Die Signale der Bakterien
Auch Bakterien verständigen sich untereinander – im Verbund steigt die Chance, den Wirt erfolgreich zu attackieren. Könnten künftig also nicht nur Antibiotika zur Bekämpfung von Bakterien eingesetzt werden, sondern Substanzen, die einfach die Absprachen der Bakterien untereinander stören? Für die Erforschung der Signale von Bakterien gab es nun den Paul-Ehrlich-Preis.
Bakterien verständigen sich über Signale. Für ihre Arbeit zu diesem Thema erhalten die beiden amerikanischen Mikrobiologen Bonnie L. Bassler und Michael R. Silverman in diesem Jahr den mit 120.000 Euro dotierten Paul-Ehrlich- und Ludwig Darmstaedter-Preis. Die Arbeit von Bassler und Silverman könnte helfen, Antibiotika zu vermeiden, wie die Paul-Ehrlich-Stiftung am Mittwoch in Frankfurt am Main berichtete.
Kommunikationsstörer statt Antibiotika
Die beiden haben gezeigt, „dass kollektives Verhalten nicht nur die Regel unter vielzelligen Organismen ist, sondern auch unter Bakterien“, wie es in der Begründung der Jury heißt. Die Kommunikation zwischen Bakterien sei „eine Achillesferse“, die neue Ansätze liefere, Mikroben zu bekämpfen: „Statt Bakterien mit Antibiotika zu töten, können nun Substanzen entwickelt werden, die die bakterielle Kommunikation unterbinden. Die Forschung der Preisträger hat damit eine erhebliche Relevanz für die Medizin.“
Quorum Sensing
Silverman und Bassler haben herausgefunden, dass Bakterien Signale senden und empfangen, die Mikroorganismen wollen wissen, ob sie allein oder mit vielen Artgenossen vor Ort sind. Für diese Kommunikation wurde der Begriff „Quorum Sensing“ geprägt. Um die Zahl an Bakterien zu messen, analysieren sie bestimmte Sprachmoleküle. Überschreitet die Konzentration einen bestimmten Schwellenwert, setzt ein gruppenspezifisches Verhalten ein.

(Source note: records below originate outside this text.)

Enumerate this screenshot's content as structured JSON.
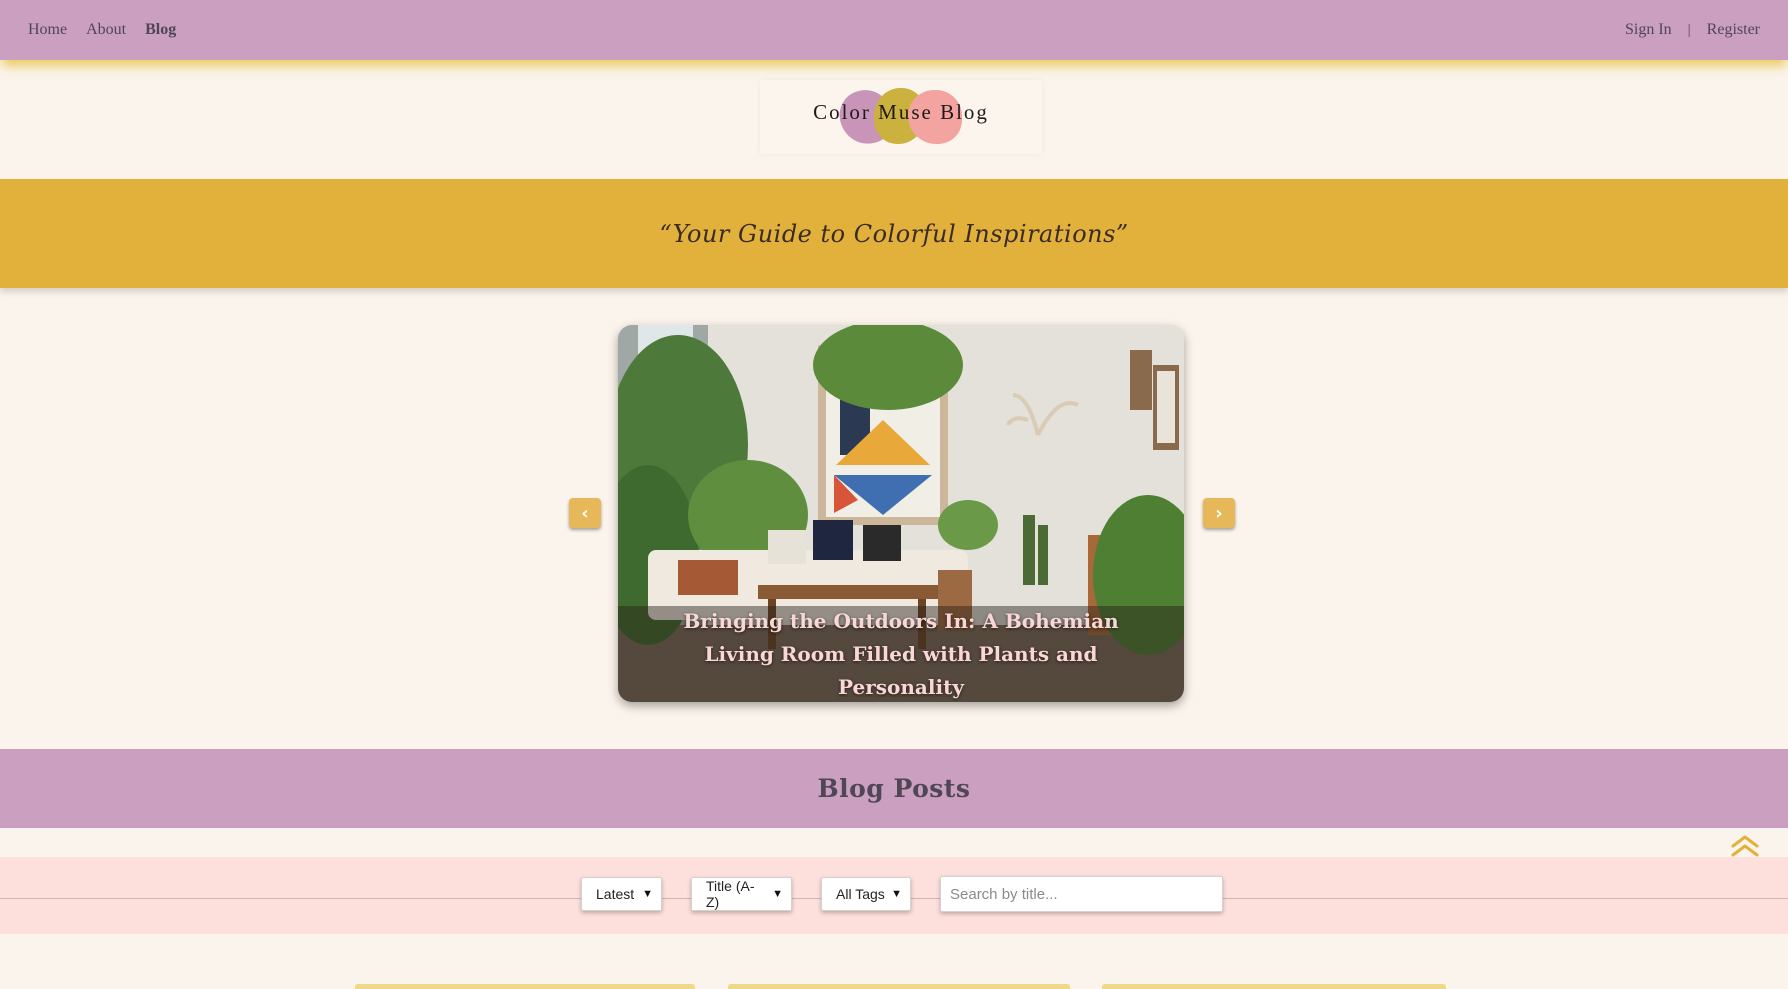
{
  "nav": {
    "links": [
      {
        "label": "Home"
      },
      {
        "label": "About"
      },
      {
        "label": "Blog",
        "active": true
      }
    ],
    "sign_in": "Sign In",
    "separator": "|",
    "register": "Register"
  },
  "logo": {
    "text": "Color Muse Blog",
    "blob_colors": [
      "#c894b8",
      "#cbb23f",
      "#f3a4a0"
    ]
  },
  "tagline": "“Your Guide to Colorful Inspirations”",
  "carousel": {
    "caption": "Bringing the Outdoors In: A Bohemian Living Room Filled with Plants and Personality",
    "prev_icon": "chevron-left-icon",
    "next_icon": "chevron-right-icon",
    "prev_glyph": "‹",
    "next_glyph": "›"
  },
  "posts_section": {
    "title": "Blog Posts"
  },
  "filters": {
    "sort": {
      "selected": "Latest"
    },
    "title_sort": {
      "selected": "Title (A-Z)"
    },
    "tags": {
      "selected": "All Tags"
    },
    "search": {
      "placeholder": "Search by title...",
      "value": ""
    }
  },
  "colors": {
    "nav_bg": "#cb9fbf",
    "tagline_bg": "#e2b13c",
    "page_bg": "#fbf4ec",
    "filter_bg": "#fde0dc",
    "accent": "#e6b85a"
  }
}
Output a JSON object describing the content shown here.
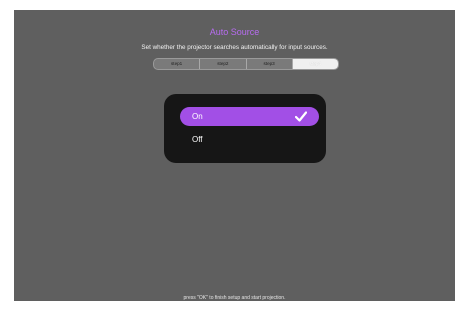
{
  "header": {
    "title": "Auto Source",
    "subtitle": "Set whether the projector searches automatically for input sources."
  },
  "wizard": {
    "steps": [
      "step1",
      "step2",
      "step3",
      "step4"
    ],
    "active_step": "step4"
  },
  "options": {
    "items": [
      {
        "label": "On",
        "selected": true
      },
      {
        "label": "Off",
        "selected": false
      }
    ],
    "check_icon": "checkmark-icon"
  },
  "footer": {
    "hint": "press \"OK\" to finish setup and start projection."
  },
  "colors": {
    "accent": "#a24fe6",
    "title": "#b76cf0",
    "background": "#5f5f5f",
    "panel": "#161616"
  }
}
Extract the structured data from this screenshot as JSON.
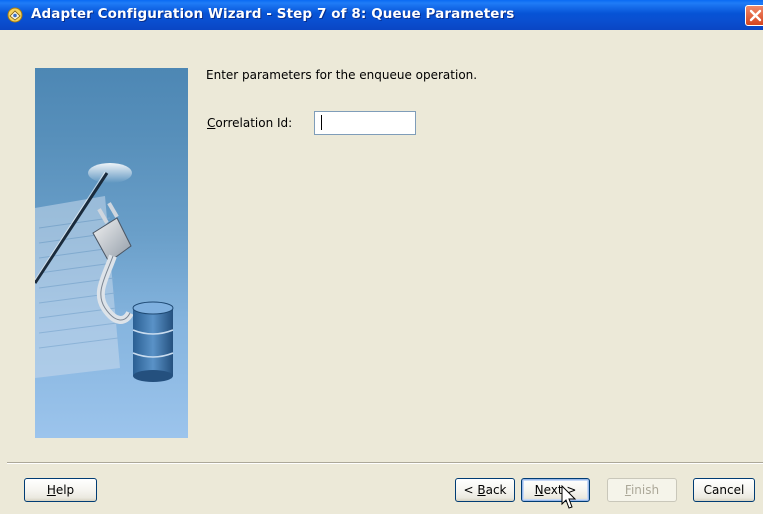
{
  "window": {
    "title": "Adapter Configuration Wizard - Step 7 of 8: Queue Parameters",
    "close_icon": "close-icon"
  },
  "main": {
    "instruction": "Enter parameters for the enqueue operation.",
    "correlation_id": {
      "label_first_char": "C",
      "label_rest": "orrelation Id:",
      "value": ""
    }
  },
  "buttons": {
    "help": {
      "ul": "H",
      "rest": "elp"
    },
    "back": {
      "pre": "< ",
      "ul": "B",
      "rest": "ack"
    },
    "next": {
      "pre": "",
      "ul": "N",
      "rest": "ext >"
    },
    "finish": {
      "ul": "F",
      "rest": "inish"
    },
    "cancel": {
      "label": "Cancel"
    }
  },
  "colors": {
    "titlebar": "#0a5ae0",
    "close": "#d6451e",
    "dialog_bg": "#ece9d8",
    "field_border": "#7f9db9"
  }
}
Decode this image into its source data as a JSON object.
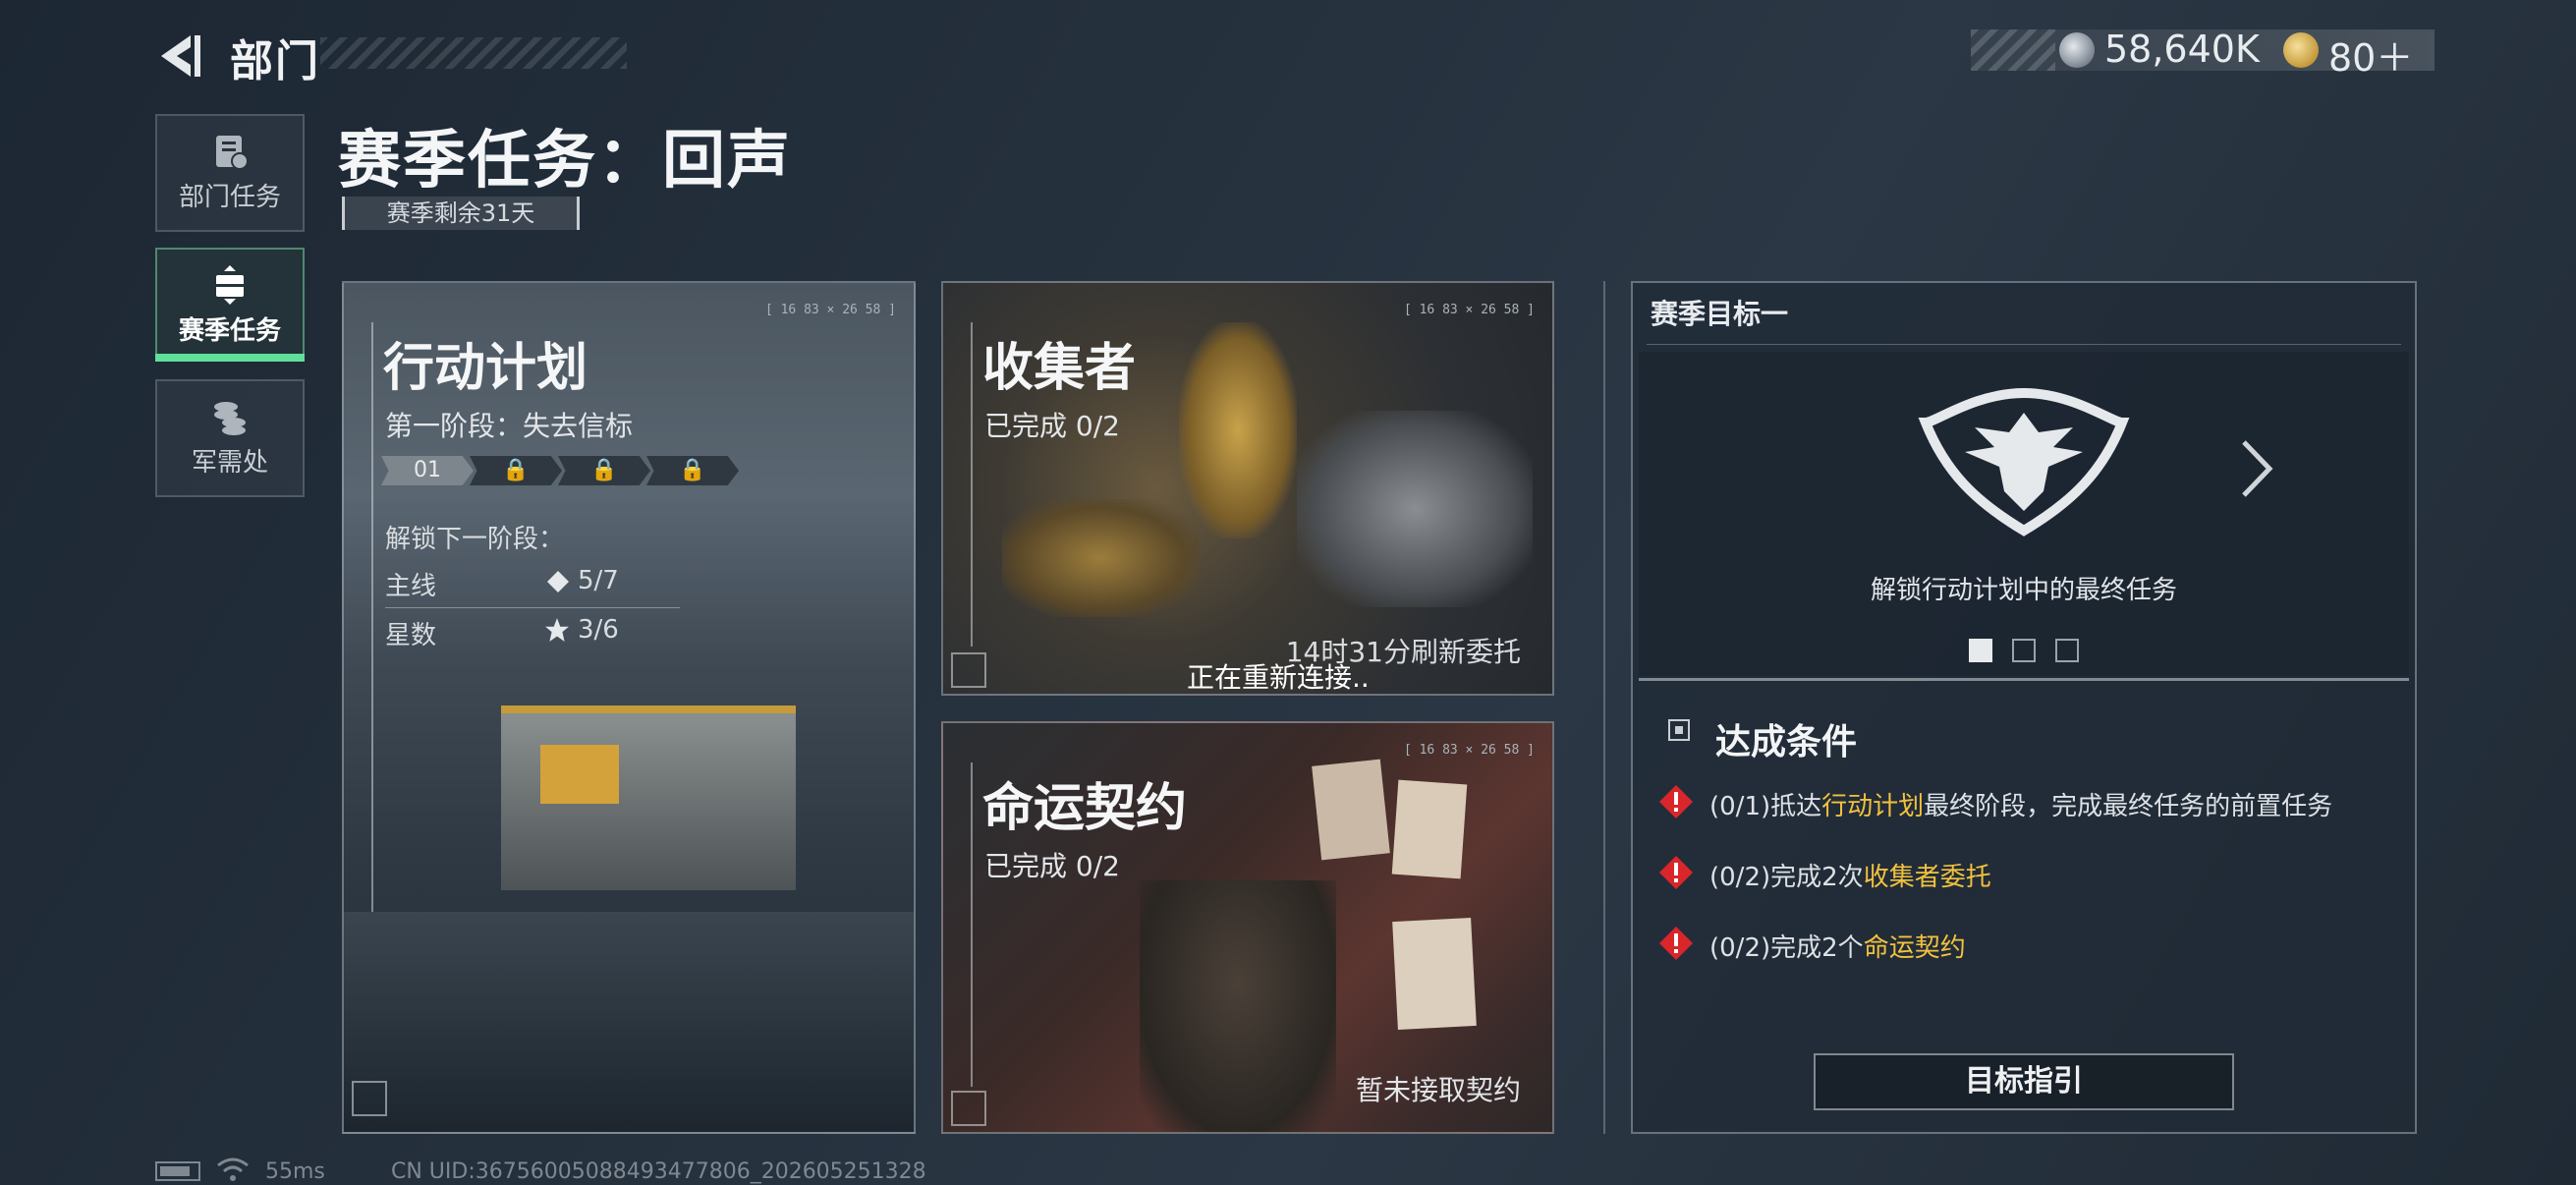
{
  "header": {
    "title": "部门"
  },
  "currency": [
    {
      "icon": "silver-coin-icon",
      "value": "58,640K"
    },
    {
      "icon": "gold-coin-icon",
      "value": "80＋"
    }
  ],
  "sidebar": {
    "items": [
      {
        "label": "部门任务",
        "icon": "clipboard-icon"
      },
      {
        "label": "赛季任务",
        "icon": "season-task-icon"
      },
      {
        "label": "军需处",
        "icon": "coins-icon"
      }
    ]
  },
  "page": {
    "title": "赛季任务：回声",
    "season_remaining": "赛季剩余31天"
  },
  "operation": {
    "title": "行动计划",
    "stage": "第一阶段：失去信标",
    "stage_current": "01",
    "unlock_label": "解锁下一阶段：",
    "main_label": "主线",
    "main_value": "5/7",
    "stars_label": "星数",
    "stars_value": "3/6",
    "coord": "[ 16 83 × 26 58 ]"
  },
  "collector": {
    "title": "收集者",
    "progress": "已完成 0/2",
    "refresh": "14时31分刷新委托",
    "reconnect": "正在重新连接..",
    "coord": "[ 16 83 × 26 58 ]"
  },
  "fate": {
    "title": "命运契约",
    "progress": "已完成 0/2",
    "status": "暂未接取契约",
    "coord": "[ 16 83 × 26 58 ]"
  },
  "goal": {
    "header": "赛季目标一",
    "emblem": "eagle-emblem-icon",
    "desc": "解锁行动计划中的最终任务",
    "conditions_title": "达成条件",
    "conditions": [
      {
        "prefix": "(0/1)抵达",
        "highlight": "行动计划",
        "suffix": "最终阶段，完成最终任务的前置任务"
      },
      {
        "prefix": "(0/2)完成2次",
        "highlight": "收集者委托",
        "suffix": ""
      },
      {
        "prefix": "(0/2)完成2个",
        "highlight": "命运契约",
        "suffix": ""
      }
    ],
    "guide_button": "目标指引"
  },
  "footer": {
    "ping": "55ms",
    "uid": "CN UID:36756005088493477806_202605251328"
  },
  "colors": {
    "accent_green": "#5fe09a",
    "highlight_gold": "#f2c23e",
    "warning_red": "#d9262b"
  }
}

Silverman hatte das Phänomen erstmals in den 1980er Jahren bei Zwergtintenfischen entdeckt, die nachts blau-grün leuchten – dank eines Bakteriums. Bassler entdeckte Anfang der 1990er Jahre, dass es noch andere Sprachmoleküle gibt. Sie informieren die Bakterien, ob auch andere Arten vor Ort sind und wer in der Überzahl ist. Bakterien sind also nicht nur äußerst kommunikativ, so der Stiftungsrat, sie beherrschen sogar mehrere Sprachen.
Ganz neue Ansätze in der Antibioka-Forschung
Die Bedeutung dieser Erkenntnisse sei „erst kürzlich in ihrer ganzen Tragweite erkannt worden“, sagte der Vorsitzende des Stiftungsrats, Prof. Thomas Boehm (Freiburg). Inzwischen sei bekannt, dass alle Bakterien auf diese Weise kommunizieren. „Das hat nicht nur zu einem fundamentalen Perspektivenwechsel in der Bakteriologie geführt, sondern ebenso zu gänzlich neuen Ansätzen in der Antibiotika-Forschung.“
Preisverleihung erst 2022
Wegen der Corona-Pandemie wird die Preisverleihung erst am 14. März 2022 stattfinden – zusammen mit der Ehrung der Preisträger des nächsten Jahres. Bassler (53) lehrt an der Princeton University und dem Howard Hughes Medical Institute (New Jersey), Silverman (77) arbeitete vor seiner Emeritierung am Agouron Institute in La Jolla (Kalifornien).
Nachwuchspreis für Organentwicklung
Der mit 60.000 Euro dotierte Nachwuchspreis geht an die Bonner Entwicklungsbiologin Elvira Mass. Die 34-Jährige ist Professorin am „Life and Medical Sciences“ Institut der Universität Bonn. Sie hat sich mit der Frage beschäftigt, wie sich Organe entwickeln und was sie gesund erhält. Die Weichen dafür werden schon im frühen Embryo gestellt, wie die Preisträgerin „in einer Reihe eleganter Experimente“ gezeigt habe, so die Jury.